Consider the case where “B” doesn’t know “A,” but sees on television that “A” has accused “X” of a crime. “B” knows and doesn’t like “X” and decides “A” is a nice and truthful person and “B” makes up a story that they suffered a similar crime to “A” many years earlier.
In the witch hunts that swept Europe from the 15th to the 18th century, a person of integrity in a community or an innocent child would accuse a person of witchcraft. Other people would remember unusual incidents that happened in proximity to the accused witch. It was not uncommon for 20 or more people in villages and towns of only a few hundred people to become convinced that they had been the victim or knew of other dead people who had become the victim of the accused witch. At least 110,000 people were tortured and executed in Europe during this time period. In these days where not thousands hear a story of misconduct, but often millions, we have a much more fertile ground for such witch hunts.
Think of the 1500 people who became convinced and publicly stated they had been abducted by aliens in the 1990s. Their testimony was dependent on seeing people before them on television talk about being abducted. We know that the mass media can have a drastic influence on people’s perceptions of events and even past events involving themselves.
Since allegations made in court even if untrue can destroy a person’s reputation and life, the law must distinguish between dependent and independent witness testimony and not allow dependent testimony unless there is actual evidence to back it up. In the Cosby case, I cannot understand why 12 Jane Does were allowed to be considered as witnesses when now 8 of them have revealed themselves and it appears none of them had any actual evidence to back up their dependent accusations. That seems to me to have already been a serious crime committed by the legal system against Dr.
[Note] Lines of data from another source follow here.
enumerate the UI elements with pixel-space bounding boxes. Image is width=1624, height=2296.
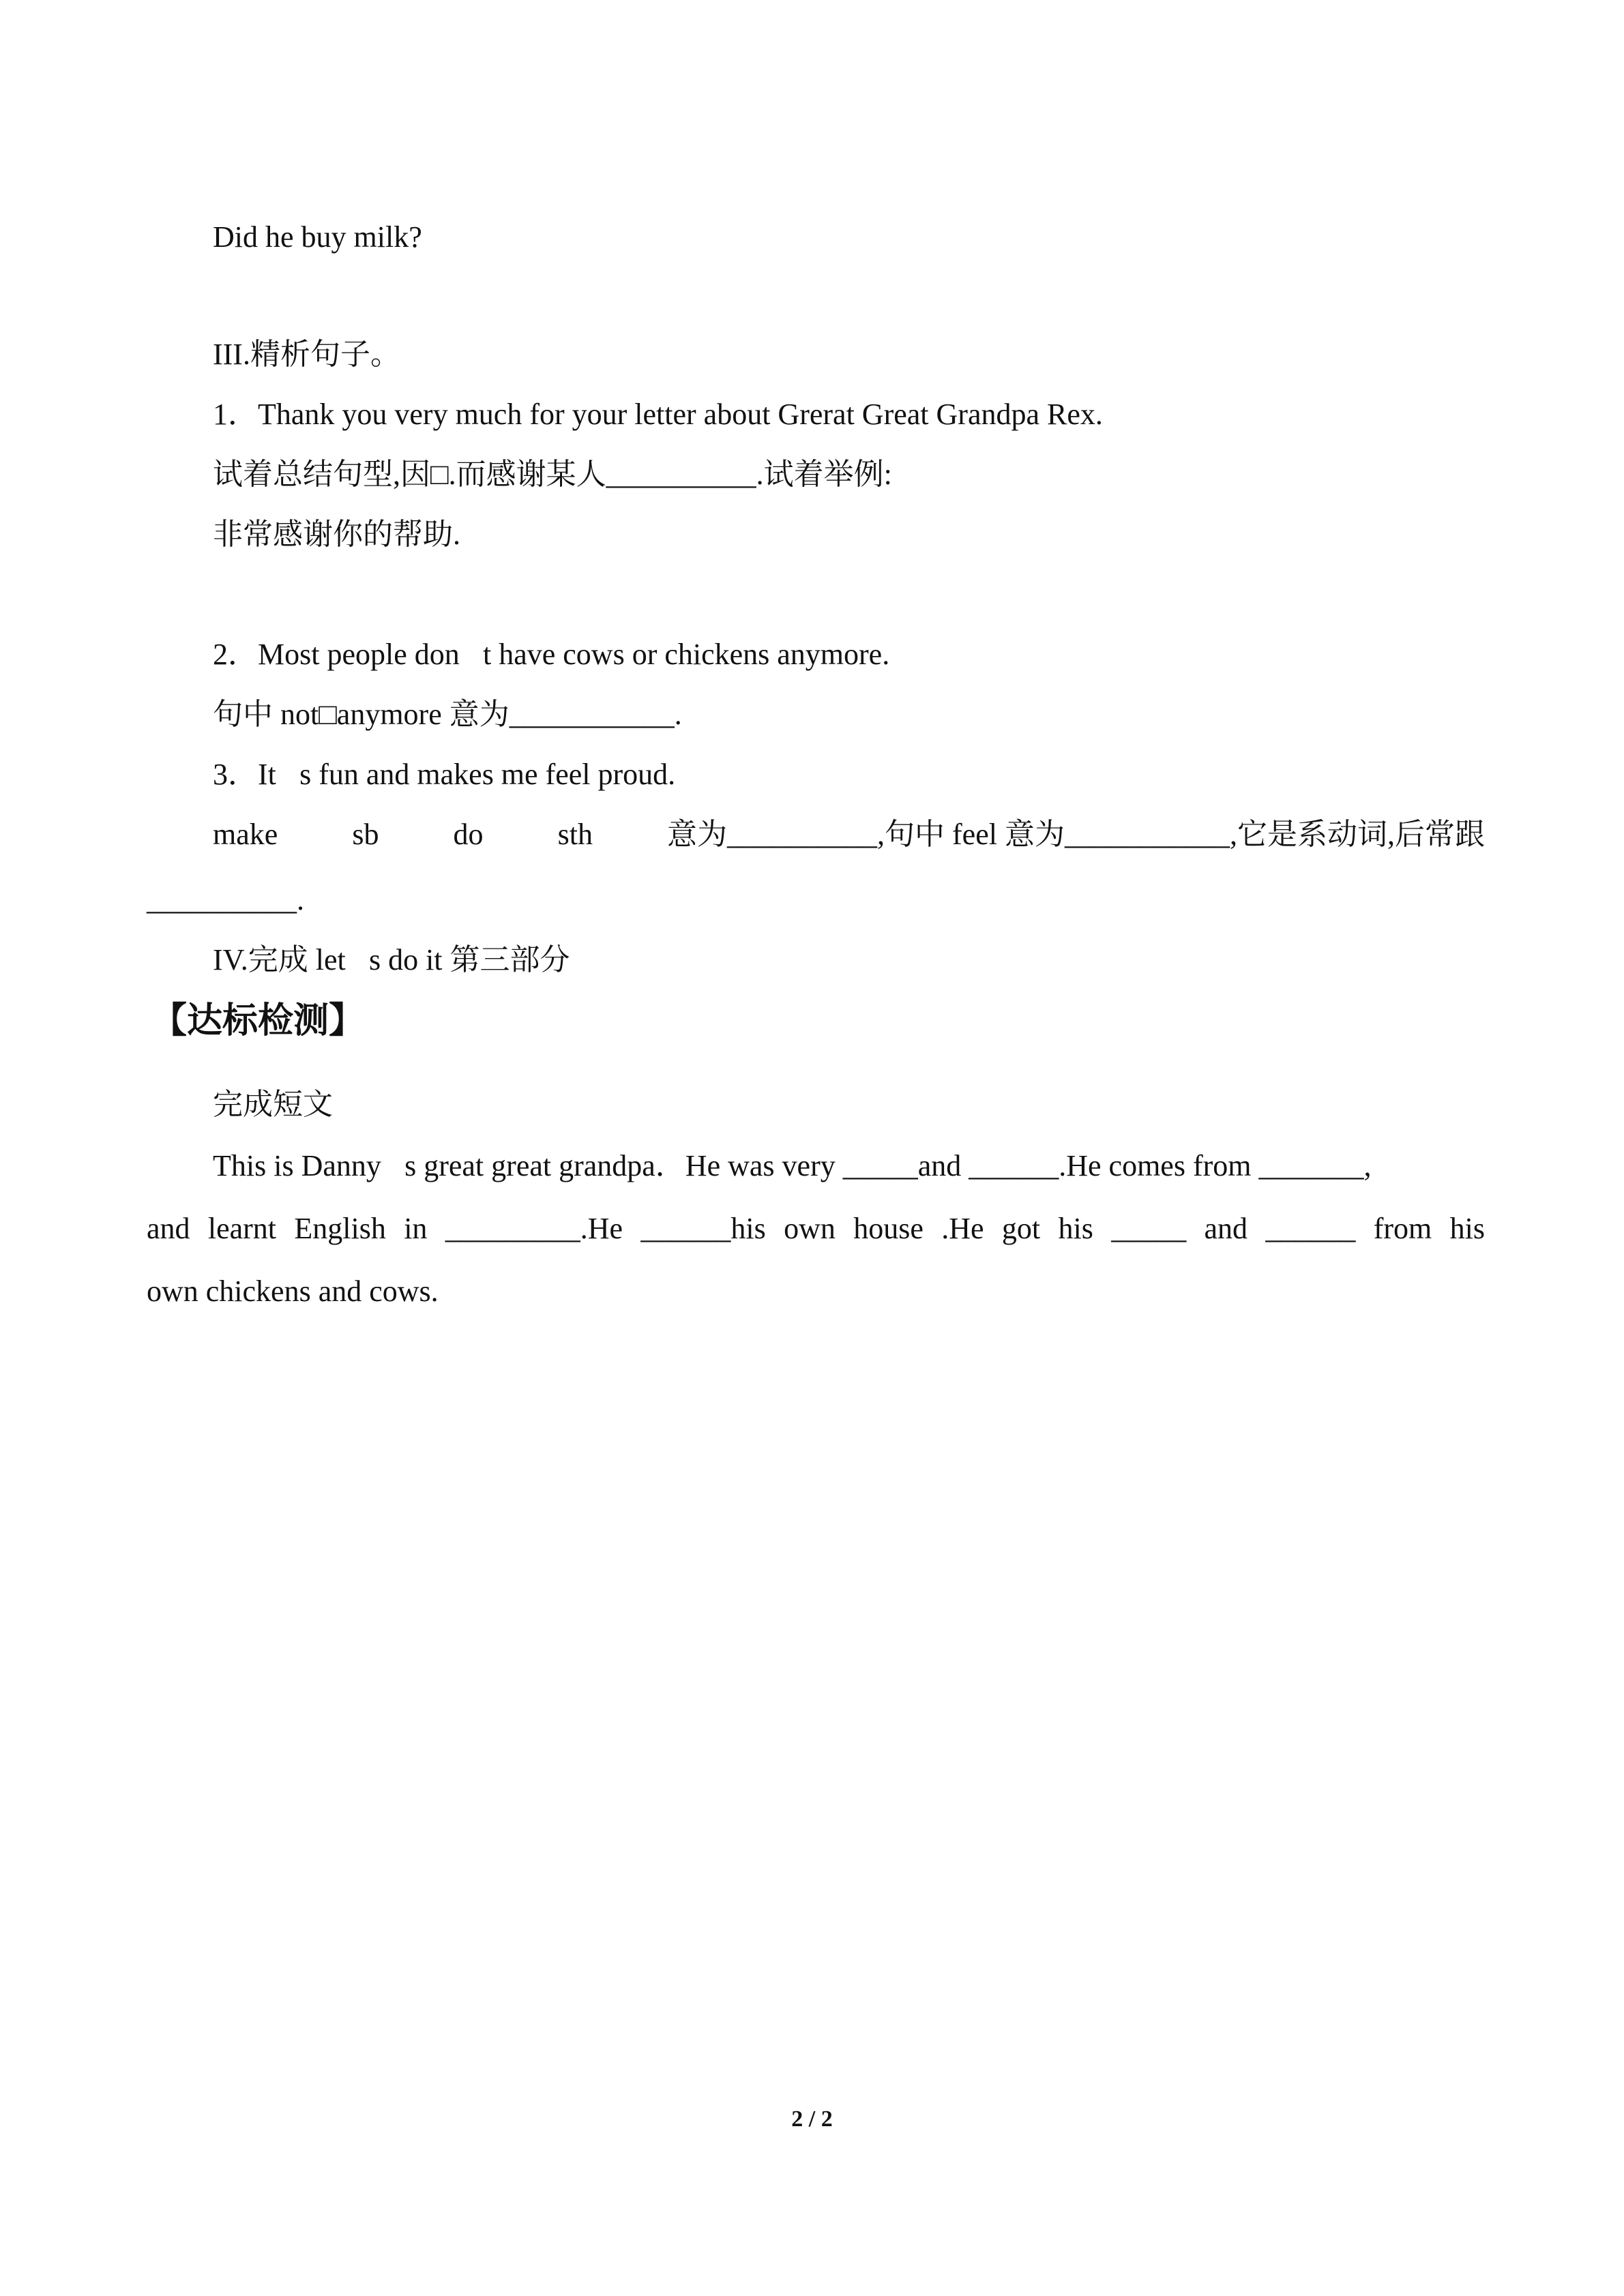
prompt-word: do [453, 818, 484, 851]
assessment-heading: 【达标检测】 [151, 1000, 365, 1041]
prompt-word: 意为__________,句中 feel 意为___________,它是系动词,后常跟 [667, 818, 1485, 851]
question-did-he-buy-milk: Did he buy milk? [213, 220, 422, 254]
cloze-word: ______his [640, 1212, 766, 1245]
cloze-word: English [294, 1212, 386, 1245]
sentence-3-prompt-end: __________. [147, 883, 304, 916]
section-3-title: III.精析句子。 [213, 338, 400, 371]
sentence-1-example: 非常感谢你的帮助. [213, 518, 460, 551]
cloze-text: This is Danny􀀀s great great grandpa．He was very _____and ______.He comes from _______, [213, 1149, 1372, 1182]
cloze-word: in [404, 1212, 428, 1245]
cloze-word: house [853, 1212, 924, 1245]
cloze-word: own [784, 1212, 836, 1245]
cloze-word: from [1373, 1212, 1432, 1245]
cloze-word: his [1449, 1212, 1485, 1245]
prompt-word: sth [557, 818, 593, 851]
sentence-3-prompt [213, 814, 1485, 855]
cloze-word: ______ [1265, 1212, 1356, 1245]
page-number: 2 / 2 [791, 2106, 833, 2132]
cloze-word: learnt [207, 1212, 277, 1245]
sentence-1-prompt: 试着总结句型,因□.而感谢某人__________.试着举例: [213, 458, 892, 491]
cloze-title: 完成短文 [213, 1088, 333, 1121]
sentence-1: 1．Thank you very much for your letter about Grerat Great Grandpa Rex. [213, 398, 1103, 431]
section-4-title: IV.完成 let􀀀s do it 第三部分 [213, 943, 570, 976]
cloze-word: _________.He [445, 1212, 623, 1245]
cloze-word: _____ [1111, 1212, 1187, 1245]
cloze-word: and [147, 1212, 190, 1245]
cloze-line-2 [147, 1208, 1485, 1249]
sentence-2-prompt: 句中 not□anymore 意为___________. [213, 698, 682, 731]
sentence-3: 3．It􀀀s fun and makes me feel proud. [213, 758, 676, 791]
cloze-word: and [1204, 1212, 1248, 1245]
sentence-2: 2．Most people don􀀀t have cows or chickens anymore. [213, 638, 890, 671]
cloze-word: got [1001, 1212, 1041, 1245]
cloze-line-1 [213, 1146, 1485, 1187]
cloze-word: .He [941, 1212, 984, 1245]
cloze-line-3: own chickens and cows. [147, 1274, 439, 1308]
cloze-word: his [1058, 1212, 1093, 1245]
prompt-word: make [213, 818, 278, 851]
prompt-word: sb [352, 818, 379, 851]
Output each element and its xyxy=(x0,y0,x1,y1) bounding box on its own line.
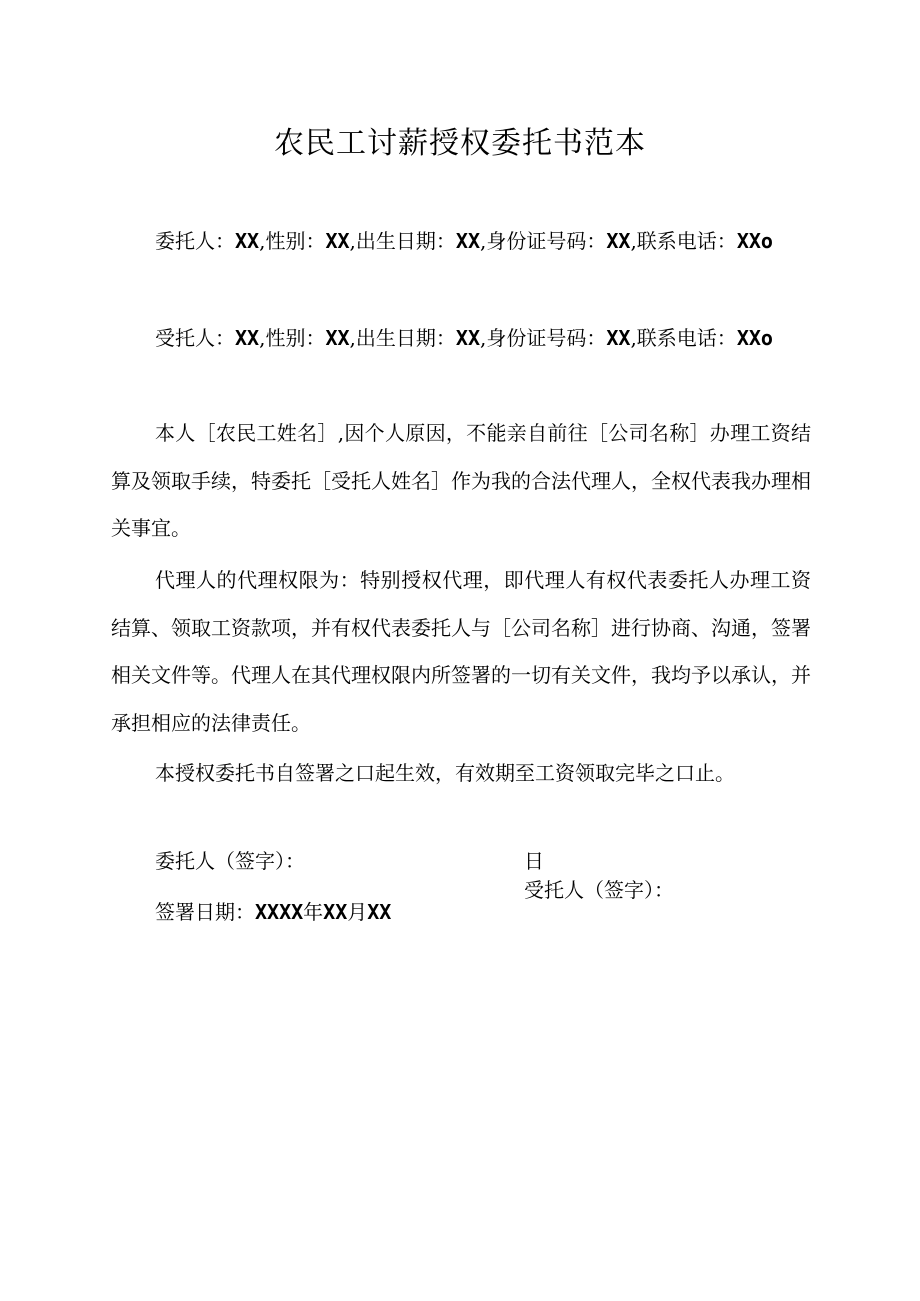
signing-date-month: XX xyxy=(323,900,348,924)
principal-gender: XX xyxy=(325,229,350,253)
signing-date-line xyxy=(155,897,391,927)
agent-id-label: ,身份证号码： xyxy=(480,326,607,350)
agent-gender-label: ,性别： xyxy=(259,326,326,350)
agency-scope-paragraph: 代理人的代理权限为：特别授权代理，即代理人有权代表委托人办理工资结算、领取工资款项，并有权代表委托人与［公司名称］进行协商、沟通，签署相关文件等。代理人在其代理权限内所签署的一切有关文件，我均予以承认，并承担相应的法律责任。 xyxy=(111,568,811,735)
agent-id: XX xyxy=(606,326,631,350)
agent-gender: XX xyxy=(325,326,350,350)
principal-end: o xyxy=(760,229,773,253)
signing-date-day-unit: 日 xyxy=(524,849,544,873)
agent-phone: XX xyxy=(736,326,761,350)
document-title: 农民工讨薪授权委托书范本 xyxy=(274,126,646,161)
agent-phone-label: ,联系电话： xyxy=(630,326,737,350)
principal-label: 委托人： xyxy=(155,229,235,253)
principal-gender-label: ,性别： xyxy=(259,229,326,253)
signing-date-year-unit: 年 xyxy=(303,900,324,924)
principal-phone: XX xyxy=(736,229,761,253)
principal-signature-line: 委托人（签字）： xyxy=(155,849,305,873)
signing-date-year: XXXX xyxy=(255,900,304,924)
signing-date-day: XX xyxy=(367,900,392,924)
validity-paragraph: 本授权委托书自签署之口起生效，有效期至工资领取完毕之口止。 xyxy=(155,761,735,785)
agent-info-paragraph xyxy=(111,315,811,363)
principal-info-paragraph xyxy=(111,218,811,266)
authorization-paragraph: 本人［农民工姓名］,因个人原因，不能亲自前往［公司名称］办理工资结算及领取手续，特委托［受托人姓名］作为我的合法代理人，全权代表我办理相关事宜。 xyxy=(111,421,811,540)
principal-birth: XX xyxy=(455,229,480,253)
signing-date-month-unit: 月 xyxy=(347,900,368,924)
agent-signature-line: 受托人（签字）： xyxy=(524,878,674,902)
principal-name: XX xyxy=(235,229,260,253)
principal-id: XX xyxy=(606,229,631,253)
principal-birth-label: ,出生日期： xyxy=(349,229,456,253)
agent-end: o xyxy=(760,326,773,350)
agent-label: 受托人： xyxy=(155,326,235,350)
principal-phone-label: ,联系电话： xyxy=(630,229,737,253)
agent-birth: XX xyxy=(455,326,480,350)
signing-date-label: 签署日期： xyxy=(155,900,255,924)
principal-id-label: ,身份证号码： xyxy=(480,229,607,253)
agent-birth-label: ,出生日期： xyxy=(349,326,456,350)
agent-name: XX xyxy=(235,326,260,350)
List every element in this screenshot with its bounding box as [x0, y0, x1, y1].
Cosby.
In 2005, Ms. Ferman stated that decades-old, unreported allegations (such as the one offered by Green) would not be admissible in court.
Excellent analysis….just a note: “unpunished Alleged offences”
How are the prior bad acts going to be proven up without creating a trial within a trial? This goes on in most jurisdictions I would say, and it comes in a lot. But in this case, we don’t have the prior bad acts yet, just the accusations of them.. I think in Cosby’s case, the prejudicial value cannot be undersold.
Yes. The bad prior acts can be uncharged crimes, but at least those were reported to law enforcement. What about these unreported allegations? There are no reports to corroborate the Cosby accusers’ allegations.
What goes unmentioned is that the bad prior acts that would be under consideration for admission were not only uncharged (which are allowed), but unreported, and many don’t specify dates or even a specific year. Furthermore, they are remote in time from Constand’s 2004 allegation. Also, they are not identical in situation or in method allegedly used, contrary to the common claim by the media that he drugged and raped 50+ women. Drugs, no alcohol? No drugs? No alcohol? Neither drugs or alcohol? Which pills? Long term friendship or relative stranger? His home, a hotel, the studio, their apartments? There is no common scheme or plan. The crime of drugging and subsequently assaulting women is hardly unique. What is there that separates his particular way of (allegedly) sexually assaulting women from the crowd, as noted above?
Interestingly, Constand’s complaint in 2005 mentioned no alcohol; she took the pills with bottled water. Now she claims she tasted the wine. The accusers’ stories have changed over time as well. They should be excluded.